Privacy & Teen Drivers

Data logger could expose teen’s bad driving behavior…or coach her to driver safer. What about her data privacy?

Data loggers capture the speed at which a vehicle travels and more. This shows the setup between hardware, car, and computer.
csselectronics.com

Dear Ms. Smartphone: A reader asked about installing a data logger to lower car insurance rates. I looked into it and like the idea but am worried about my teen. (read: Telematics and Teens). My daughter is not a good driver. She has had several near-misses and was once pulled over with friends for a DUI (she was not the driver). But, she is only 16. I worry that if we get this data-logger her bad driving behavior will be permanent on her record. Tony, Cambridge

Dear Tony: This is indeed a dilemma. Loggers are good things because they can coach road users to drive safely: they record events like excess speeding, stop sign violations, and jerky stops and starts. They can also ‘gamify’ driving and be a fun way to help your daughter become a better driver.

On the other hand, the privacy issues you raise are real. One state, California, has initiated a massive consumer privacy rights bill for 2020. In the past, it was illegal to sell information for children 12 and under without explicit consent. Now the age increases to 16. In principle and in most states, you can opt out of the data collection when you download an app. Do data loggers count? By definition, they record data!

Reputation- Digital

What are the reputation repercussions if your daughter is pulled over for a DUI, or a random check finds that she is underage and smoking marijuana? I really don’t know. We are supposed to protect our kids online. Teens are vulnerable when they engage in risky behaviors, and they cannot anticipate that their digital record could follow them permanently. 

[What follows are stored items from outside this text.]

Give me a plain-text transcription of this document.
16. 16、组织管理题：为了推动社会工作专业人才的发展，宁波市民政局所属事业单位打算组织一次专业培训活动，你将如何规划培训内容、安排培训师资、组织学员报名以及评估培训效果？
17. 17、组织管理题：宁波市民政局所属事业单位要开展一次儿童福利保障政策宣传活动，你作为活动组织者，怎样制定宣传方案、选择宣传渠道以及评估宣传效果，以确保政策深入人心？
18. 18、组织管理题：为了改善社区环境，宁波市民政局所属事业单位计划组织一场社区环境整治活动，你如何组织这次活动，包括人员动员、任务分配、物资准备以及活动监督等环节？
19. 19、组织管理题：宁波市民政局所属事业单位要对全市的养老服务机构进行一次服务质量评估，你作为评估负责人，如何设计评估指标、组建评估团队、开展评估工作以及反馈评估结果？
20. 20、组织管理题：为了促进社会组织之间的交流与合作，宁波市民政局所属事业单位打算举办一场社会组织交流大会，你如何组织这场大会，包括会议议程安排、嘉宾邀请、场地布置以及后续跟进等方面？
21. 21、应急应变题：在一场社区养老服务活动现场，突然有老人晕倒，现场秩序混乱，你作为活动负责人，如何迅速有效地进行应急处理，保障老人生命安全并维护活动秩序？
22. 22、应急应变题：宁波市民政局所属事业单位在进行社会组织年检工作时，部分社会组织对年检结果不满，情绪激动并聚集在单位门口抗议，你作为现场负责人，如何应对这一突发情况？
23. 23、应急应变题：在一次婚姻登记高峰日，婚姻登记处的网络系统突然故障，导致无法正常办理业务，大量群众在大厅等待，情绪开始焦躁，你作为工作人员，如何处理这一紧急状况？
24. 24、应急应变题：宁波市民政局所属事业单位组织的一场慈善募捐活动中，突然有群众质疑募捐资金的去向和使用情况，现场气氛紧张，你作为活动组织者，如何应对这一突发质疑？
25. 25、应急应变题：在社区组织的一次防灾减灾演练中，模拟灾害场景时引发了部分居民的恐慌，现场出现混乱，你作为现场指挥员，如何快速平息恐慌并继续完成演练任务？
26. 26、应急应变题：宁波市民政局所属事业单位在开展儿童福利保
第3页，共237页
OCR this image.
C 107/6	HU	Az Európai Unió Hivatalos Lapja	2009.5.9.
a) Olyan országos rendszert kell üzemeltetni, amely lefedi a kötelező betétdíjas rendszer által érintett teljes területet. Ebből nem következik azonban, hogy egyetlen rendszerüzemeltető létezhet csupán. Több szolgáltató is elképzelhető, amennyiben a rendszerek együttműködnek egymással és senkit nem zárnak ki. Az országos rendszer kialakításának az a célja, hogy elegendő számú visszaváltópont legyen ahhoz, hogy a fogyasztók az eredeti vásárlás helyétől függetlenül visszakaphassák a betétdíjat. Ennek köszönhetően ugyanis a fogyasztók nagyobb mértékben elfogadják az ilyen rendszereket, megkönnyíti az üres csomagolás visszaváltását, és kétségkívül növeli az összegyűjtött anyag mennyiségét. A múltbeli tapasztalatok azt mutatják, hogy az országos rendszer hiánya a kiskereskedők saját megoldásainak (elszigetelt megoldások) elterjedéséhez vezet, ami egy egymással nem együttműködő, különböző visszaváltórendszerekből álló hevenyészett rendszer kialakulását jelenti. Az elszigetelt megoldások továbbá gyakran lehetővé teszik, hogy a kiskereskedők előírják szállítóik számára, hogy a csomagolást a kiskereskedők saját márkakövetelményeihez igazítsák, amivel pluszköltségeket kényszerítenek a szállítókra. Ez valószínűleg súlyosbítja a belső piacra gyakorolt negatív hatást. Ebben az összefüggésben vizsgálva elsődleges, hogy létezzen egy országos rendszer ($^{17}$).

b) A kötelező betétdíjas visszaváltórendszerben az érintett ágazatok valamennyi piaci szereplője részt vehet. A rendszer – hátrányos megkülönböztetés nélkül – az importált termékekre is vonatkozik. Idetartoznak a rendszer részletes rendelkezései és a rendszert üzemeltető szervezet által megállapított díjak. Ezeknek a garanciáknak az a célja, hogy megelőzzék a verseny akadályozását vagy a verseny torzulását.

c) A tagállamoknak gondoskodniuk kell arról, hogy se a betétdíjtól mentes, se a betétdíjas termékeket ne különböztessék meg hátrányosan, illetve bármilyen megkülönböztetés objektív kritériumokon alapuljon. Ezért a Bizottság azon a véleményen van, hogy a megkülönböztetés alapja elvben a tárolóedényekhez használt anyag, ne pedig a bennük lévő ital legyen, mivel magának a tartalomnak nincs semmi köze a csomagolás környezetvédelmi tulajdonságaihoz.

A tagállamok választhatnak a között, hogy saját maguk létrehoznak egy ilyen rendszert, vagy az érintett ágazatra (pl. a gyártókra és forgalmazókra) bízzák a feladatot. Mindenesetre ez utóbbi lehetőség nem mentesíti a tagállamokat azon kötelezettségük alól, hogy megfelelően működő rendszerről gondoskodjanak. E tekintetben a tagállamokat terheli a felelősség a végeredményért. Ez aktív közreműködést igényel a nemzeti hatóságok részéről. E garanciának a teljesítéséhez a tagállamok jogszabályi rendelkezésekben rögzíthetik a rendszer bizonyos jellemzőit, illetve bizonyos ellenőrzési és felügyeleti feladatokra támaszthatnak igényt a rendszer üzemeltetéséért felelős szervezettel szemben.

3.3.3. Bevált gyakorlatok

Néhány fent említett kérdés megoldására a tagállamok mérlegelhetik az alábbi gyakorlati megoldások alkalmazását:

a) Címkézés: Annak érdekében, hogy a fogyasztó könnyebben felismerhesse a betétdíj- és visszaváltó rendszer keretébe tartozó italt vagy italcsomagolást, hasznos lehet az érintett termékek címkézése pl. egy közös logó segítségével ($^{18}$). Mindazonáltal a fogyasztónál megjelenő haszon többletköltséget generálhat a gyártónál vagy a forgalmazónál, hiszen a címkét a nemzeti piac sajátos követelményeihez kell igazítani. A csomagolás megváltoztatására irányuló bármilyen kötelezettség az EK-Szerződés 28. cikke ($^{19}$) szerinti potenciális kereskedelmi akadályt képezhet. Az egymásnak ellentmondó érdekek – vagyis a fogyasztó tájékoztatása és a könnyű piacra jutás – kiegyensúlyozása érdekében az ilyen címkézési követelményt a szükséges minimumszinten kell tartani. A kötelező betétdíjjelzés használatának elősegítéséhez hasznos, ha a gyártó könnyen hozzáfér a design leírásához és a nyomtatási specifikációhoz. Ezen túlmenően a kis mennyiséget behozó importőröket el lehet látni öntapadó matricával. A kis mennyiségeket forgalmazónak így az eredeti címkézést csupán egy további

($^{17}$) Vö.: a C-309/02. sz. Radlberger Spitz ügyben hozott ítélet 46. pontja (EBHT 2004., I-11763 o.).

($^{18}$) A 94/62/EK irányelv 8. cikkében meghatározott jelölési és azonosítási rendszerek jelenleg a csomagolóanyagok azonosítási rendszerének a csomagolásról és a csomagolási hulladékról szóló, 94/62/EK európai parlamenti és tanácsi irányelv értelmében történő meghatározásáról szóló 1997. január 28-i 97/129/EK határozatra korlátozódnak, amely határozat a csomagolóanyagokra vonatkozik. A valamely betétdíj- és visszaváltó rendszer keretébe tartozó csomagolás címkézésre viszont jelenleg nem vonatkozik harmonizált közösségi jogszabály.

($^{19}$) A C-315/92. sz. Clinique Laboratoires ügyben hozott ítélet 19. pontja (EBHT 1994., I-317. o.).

2020 is said to be the year of privacy, and we can hope that issues like this get sorted out. However, Facebook has said that it does not need to make changes to its web-tracking services to comply with the new California legislation. Likewise, what happens if the data-logging firm that reports your daughter’s driving behavior is sold, or their privacy policy changes?

Protection First

These are challenging issues to sort out. As a parent, you must protect your daughter’s (digital) reputation.  So, begin at home – well actually in the car. Your daughter is at risk as a driver. Either take back the keys or begin anew with one-on-one driver training.

Phones and Handsfree

This is an image of a road as seen through a smartphone being held in a hand. It is somewhat artistic.
Flip Car/Flip Phone? Soure: Pexels

Dear Ms. Smartphone: I had a near-miss when texting. I will no longer be driving this way! It turns out that the lease on my car is about to expire so what would be a better choice when I go car-shopping? Quentin, Sausalito

Dear Quentin: I don’t do vehicle research, but I can guide you through the issue. First, when you buy a car, make sure that you put the car first, and the infotainment system second. Then, have a look at this recent posting from the AAA Foundation. Researchers from the University of Utah compared CarPlay, Android Auto, and native infotainment systems. The Utah team have been railing for years about distracted driving and smartphones so their software tests are informed and useful. BTW, they say that texting and setting a navigation system are the most cognitively demanding tasks.

Phones on Holiday

Dear Ms. Smartphone: I am on holiday and can’t find where to buy postcards or stamps.  I promised my Mom I’d send her pretty pictures, but it would be so much easier to use photos in messaging.  C.C. Reading

Dear C.C.: You didn’t mention where you are headed, but it does seem like no one sells postcards or stamps anymore.  Make sure the phone does not interfere with your vacation. Beyond that, your family and friends might enjoy sharing your adventures in real time. Postcards are bland and predictable…travel reporting does not have to be! You can always bring back some small souvenirs to replace those postcards.